All (well, many, many, many) authors say this: Readings are pull-your-fingernails-out-with-pliers ordeals. I myself may have said this once or a thousand times.
We are supposed to sensitive introverts, we writers, reveling in the fact that our job involves sitting in a little room all by ourselves for hours on end. It’s our happy place. You know what’s not our happy place? Out There.
Out There, we can’t be our awkward, tongue-tied selves. We have to have actual conversations. Wear presentable clothes. We have to comb our hair, for God’s sake. Oh, the torture.
That’s true, a little bit. But you know what? A lot more, it’s crap.

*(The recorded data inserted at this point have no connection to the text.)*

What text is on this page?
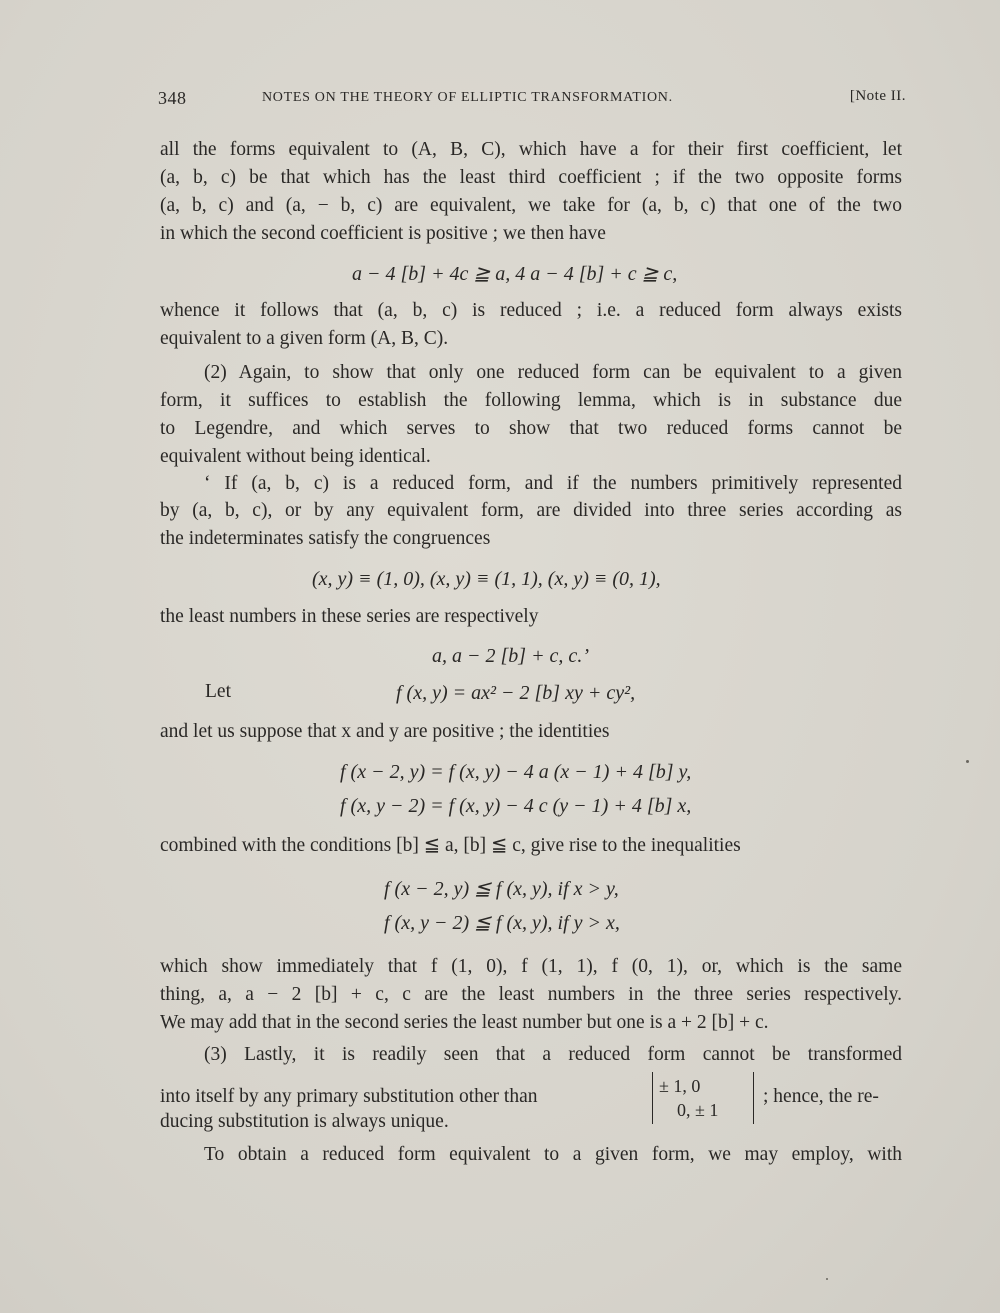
348	NOTES ON THE THEORY OF ELLIPTIC TRANSFORMATION.	[Note II.
all the forms equivalent to (A, B, C), which have a for their first coefficient, let
(a, b, c) be that which has the least third coefficient ; if the two opposite forms
(a, b, c) and (a, − b, c) are equivalent, we take for (a, b, c) that one of the two
in which the second coefficient is positive ; we then have
a − 4 [b] + 4c ≧ a, 4 a − 4 [b] + c ≧ c,
whence it follows that (a, b, c) is reduced ; i.e. a reduced form always exists
equivalent to a given form (A, B, C).
(2) Again, to show that only one reduced form can be equivalent to a given
form, it suffices to establish the following lemma, which is in substance due
to Legendre, and which serves to show that two reduced forms cannot be
equivalent without being identical.
‘ If (a, b, c) is a reduced form, and if the numbers primitively represented
by (a, b, c), or by any equivalent form, are divided into three series according as
the indeterminates satisfy the congruences
(x, y) ≡ (1, 0), (x, y) ≡ (1, 1), (x, y) ≡ (0, 1),
the least numbers in these series are respectively
a, a − 2 [b] + c, c.’
Let	f (x, y) = ax² − 2 [b] xy + cy²,
and let us suppose that x and y are positive ; the identities
f (x − 2, y) = f (x, y) − 4 a (x − 1) + 4 [b] y,
f (x, y − 2) = f (x, y) − 4 c (y − 1) + 4 [b] x,
combined with the conditions [b] ≦ a, [b] ≦ c, give rise to the inequalities
f (x − 2, y) ≦ f (x, y), if x > y,
f (x, y − 2) ≦ f (x, y), if y > x,
which show immediately that f (1, 0), f (1, 1), f (0, 1), or, which is the same
thing, a, a − 2 [b] + c, c are the least numbers in the three series respectively.
We may add that in the second series the least number but one is a + 2 [b] + c.
(3) Lastly, it is readily seen that a reduced form cannot be transformed
into itself by any primary substitution other than	± 1, 0
0, ± 1
; hence, the re-
ducing substitution is always unique.
To obtain a reduced form equivalent to a given form, we may employ, with
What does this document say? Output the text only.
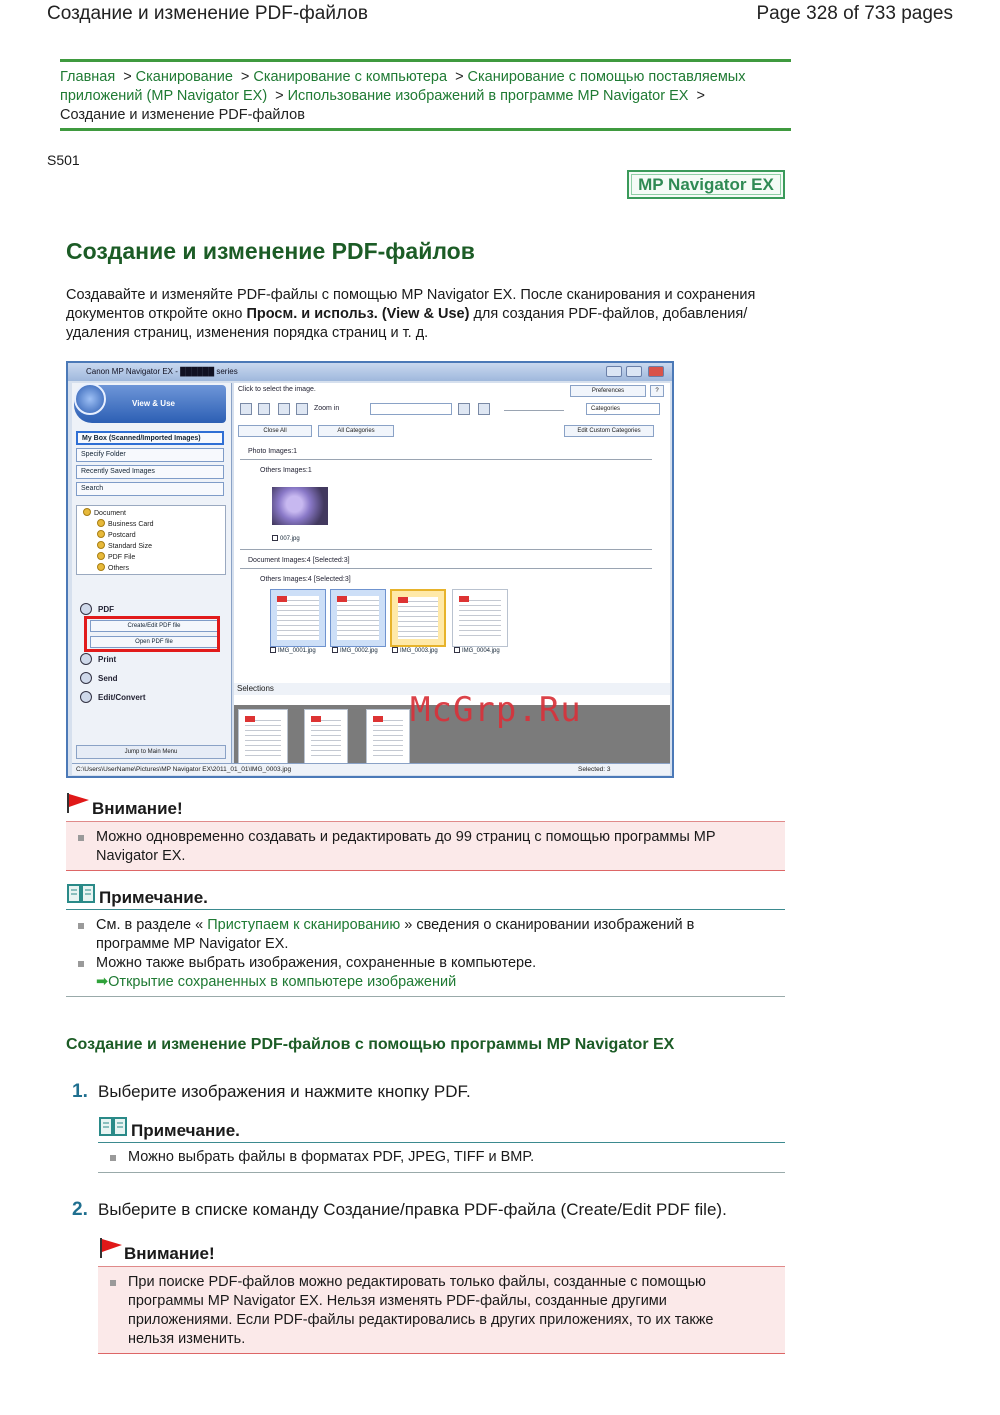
Создание и изменение PDF-файлов	Page 328 of 733 pages
Главная > Сканирование > Сканирование с компьютера > Сканирование с помощью поставляемых приложений (MP Navigator EX) > Использование изображений в программе MP Navigator EX >
Создание и изменение PDF-файлов
S501
MP Navigator EX
Создание и изменение PDF-файлов
Создавайте и изменяйте PDF-файлы с помощью MP Navigator EX. После сканирования и сохранения документов откройте окно Просм. и использ. (View & Use) для создания PDF-файлов, добавления/удаления страниц, изменения порядка страниц и т. д.
Canon MP Navigator EX - ██████ series
View & Use
My Box (Scanned/Imported Images)
Specify Folder
Recently Saved Images
Search
Document
Business Card
Postcard
Standard Size
PDF File
Others
PDF
Create/Edit PDF file
Open PDF file
Print
Send
Edit/Convert
Jump to Main Menu
Click to select the image.	Preferences	?
Zoom in	Categories
Close All	All Categories	Edit Custom Categories
Photo Images:1
Others Images:1
007.jpg
Document Images:4 [Selected:3]
Others Images:4 [Selected:3]
IMG_0001.jpg	IMG_0002.jpg	IMG_0003.jpg	IMG_0004.jpg
Selections
C:\Users\UserName\Pictures\MP Navigator EX\2011_01_01\IMG_0003.jpg	Selected: 3
McGrp.Ru
Внимание!
Можно одновременно создавать и редактировать до 99 страниц с помощью программы MP Navigator EX.
Примечание.
См. в разделе « Приступаем к сканированию » сведения о сканировании изображений в программе MP Navigator EX.
Можно также выбрать изображения, сохраненные в компьютере.
➡Открытие сохраненных в компьютере изображений
Создание и изменение PDF-файлов с помощью программы MP Navigator EX
1. Выберите изображения и нажмите кнопку PDF.
Примечание.
Можно выбрать файлы в форматах PDF, JPEG, TIFF и BMP.
2. Выберите в списке команду Создание/правка PDF-файла (Create/Edit PDF file).
Внимание!
При поиске PDF-файлов можно редактировать только файлы, созданные с помощью программы MP Navigator EX. Нельзя изменять PDF-файлы, созданные другими приложениями. Если PDF-файлы редактировались в других приложениях, то их также нельзя изменить.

That was brought home to me last night when, after many months without any public appearances (by the time my next book, Disgraced, comes out in March, it will have been two years between books), I was invited to give a reading in Seeley Lake, Montana. The town, about an hour north of my home, is famous mostly because A River Runs Through It author Norman Maclean’s family has a cabin there. There’s good writer karma in Seeley Lake.
Just how good, I found out last night when – on a bluebird Saturday, when anyone with any sense would have been playing on the lake – people packed Grizzly Claw Trading Co. for the reading sponsored by Alpine Artisans Inc.
It wasn’t torture. It was terrific. We talked about books and writing, and ate homemade treats and drank wine. I got a ton of new recommendations for books to read. When I think back, that’s pretty much been my experience at every reading. Which underscores the following: It’s an unbelievable privilege to talk with folks who are part of a community of knowledgeable and enthusiastic readers.
So here’s my vow to stop whining about having to come out my cave and stand up in front of people and talk. Because it’s not a performance. It’s a conversation, and a wonderfully rich one at that. It was great to have last night’s reminder.